But that's not what was so bad. Okay, so I was already somewhat of an emotional wreck. And this really was my fault, because my BMW tells me when I have a tire problem, and it had been telling me for days that one of my tires had "low air" and to get it fixed asap. But everytime I remembered that message was when I got in the car and was on the way to an appointment or early in the morning when no place was open and I couldn't get someone to check it out. They're "run flat" tires, just too much to explain if someone doesn't know how that works, but basically, you can't tell if your tire is flat by driving on it, only if the "low air" message comes on, except, every time the "low air" message has come on in my car, I get it checked out, and it's really just been low on air, not a flat tire, so I didn't really think it was a urgent issue. Except. I got out of my dr.'s office, went to my car, and the tire was flat. I thought, "well, it's a run flat, I should be able to drive it to the dealer", except I couldn't. It was impossible. I had driven on it being flat for too long I guess.

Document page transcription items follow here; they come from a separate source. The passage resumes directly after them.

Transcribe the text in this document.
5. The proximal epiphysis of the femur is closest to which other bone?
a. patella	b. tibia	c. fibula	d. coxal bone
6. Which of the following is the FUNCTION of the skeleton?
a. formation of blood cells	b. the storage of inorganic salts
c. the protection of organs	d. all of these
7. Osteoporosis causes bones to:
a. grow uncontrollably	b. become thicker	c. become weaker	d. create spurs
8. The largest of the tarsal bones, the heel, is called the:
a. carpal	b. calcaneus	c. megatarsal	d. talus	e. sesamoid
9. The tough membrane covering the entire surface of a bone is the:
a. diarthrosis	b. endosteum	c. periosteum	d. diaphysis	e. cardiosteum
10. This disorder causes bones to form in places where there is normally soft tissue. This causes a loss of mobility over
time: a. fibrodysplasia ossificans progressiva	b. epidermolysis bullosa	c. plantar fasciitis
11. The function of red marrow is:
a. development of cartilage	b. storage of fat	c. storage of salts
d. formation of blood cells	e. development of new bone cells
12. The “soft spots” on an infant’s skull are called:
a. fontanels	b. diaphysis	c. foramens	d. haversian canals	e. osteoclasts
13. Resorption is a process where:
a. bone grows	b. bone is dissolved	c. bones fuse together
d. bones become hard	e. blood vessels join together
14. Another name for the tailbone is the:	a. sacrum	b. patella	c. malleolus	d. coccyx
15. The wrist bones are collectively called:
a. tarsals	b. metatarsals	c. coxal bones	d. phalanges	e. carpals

So, just have someone change the tire, right? My BMW doesn't COME with a spare tire. It has run flats! And Mark is in Chicago, and was giving me advice over the phone the whole time, and of course "I guess you'll know next time when it says low air to take care of it" hardee har har, right? But he felt so bad that he wasn't here to help me, and honestly? I felt so helpless. Not because I can't take care of myself and not because I don't know what to do, because I called roadside assistance and everything, but what made me feel really crappy is once they were on their way, I realized....I didn't feel like I had anyone to call to come pick me up and take me home. Mark was out of town and I suddenly felt, all alone. I started crying, really crying, and Mark was suggesting people to call and it was making it worse, I kept telling him I would call a taxi, but the car would be gone and then where would I wait for it? He actually came up with a really good idea that worked out really well in the end, but it was a very low moment for me.

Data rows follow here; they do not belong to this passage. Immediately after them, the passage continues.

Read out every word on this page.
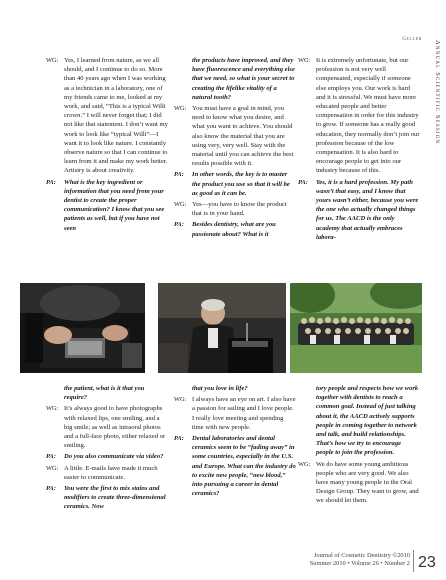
Geller
Annual Scientific Session
WG: Yes, I learned from nature, as we all should, and I continue to do so. More than 40 years ago when I was working as a technician in a laboratory, one of my friends came to me, looked at my work, and said, “This is a typical Willi crown.” I will never forget that; I did not like that statement. I don’t want my work to look like “typical Willi”—I want it to look like nature. I constantly observe nature so that I can continue to learn from it and make my work better. Artistry is about creativity.
PA:	What is the key ingredient or information that you need from your dentist to create the proper communication? I know that you see patients as well, but if you have not seen
the products have improved, and they have fluorescence and everything else that we need, so what is your secret to creating the lifelike vitality of a natural tooth?
WG: You must have a goal in mind, you need to know what you desire, and what you want to achieve. You should also know the material that you are using very, very well. Stay with the material until you can achieve the best results possible with it.
PA:	In other words, the key is to master the product you use so that it will be as good as it can be.
WG: Yes—you have to know the product that is in your hand.
PA:	Besides dentistry, what are you passionate about? What is it
WG: It is extremely unfortunate, but our profession is not very well compensated, especially if someone else employs you. Our work is hard and it is stressful. We must have more educated people and better compensation in order for this industry to grow. If someone has a really good education, they normally don’t join our profession because of the low compensation. It is also hard to encourage people to get into our industry because of this.
PA:	Yes, it is a hard profession. My path wasn’t that easy, and I know that yours wasn’t either, because you were the one who actually changed things for us. The AACD is the only academy that actually embraces labora-
the patient, what is it that you require?
WG: It’s always good to have photographs with relaxed lips, one smiling, and a big smile; as well as intraoral photos and a full-face photo, either relaxed or smiling.
PA:	Do you also communicate via video?
WG: A little. E-mails have made it much easier to communicate.
PA:	You were the first to mix stains and modifiers to create three-dimensional ceramics. Now
that you love in life?
WG: I always have an eye on art. I also have a passion for sailing and I love people. I really love meeting and spending time with new people.
PA:	Dental laboratories and dental ceramics seem to be “fading away” in some countries, especially in the U.S. and Europe. What can the industry do to excite new people, “new blood,” into pursuing a career in dental ceramics?
tory people and respects how we work together with dentists to reach a common goal. Instead of just talking about it, the AACD actively supports people in coming together to network and talk, and build relationships. That’s how we try to encourage people to join the profession.
WG: We do have some young ambitious people who are very good. We also have many young people in the Oral Design Group. They want to grow, and we should let them.
Journal of Cosmetic Dentistry ©2010
Summer 2010 • Volume 26 • Number 2 23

There was a hotel nearby that I didn't recognize, but when I said the name, he said "Hey, so and so has stayed there when he was in town!". So I walked there, asked the concierge to call me a cab and gave him a big tip. He walked me to the bar and suggested I order something to eat, and he would come and get me when the cab got there. He did, the cab driver was so nice and friendly, and it all worked out perfectly. Everyone could have been rude and unhelpful which would have topped off my perfectly lousy day and would have had me crying in an instant.
I think the last two weeks just all got to me today. All of the bad news, worrying, wondering, bad luck, for about 15 minutes in the car while I waited for a tow truck in a church parking lot, I just cried and cried.
Yes, my life could be worse, Yes, things HAVE been worse. Yes, there are positive and good things in my life. Yes, there are things about my life that I count myself as very lucky as having and being, etc. But every once in awhile, things get to you, you know?
I suppose that right now that is something I should count myself as lucky. I'm not STILL crying. I'm not STILL depressed. I got over it. I picked myself up, went to the hotel, did what I needed to do, got home, and here I am, just fine. Not exactly happy, but okay. I can't count the number of times that I was not able to just pick myself up and move on, I would be laying in bed crying right now, unable to shake off the feelings, the depression, wanting to die, who knows? Maybe I would have felt that way before I even went to the doctor. Maybe I wouldn't have even gone to the doctor. Or maybe I would have been hoping she would tell me I was dying.
So, I have been better and I have been worse. Maybe that's just life?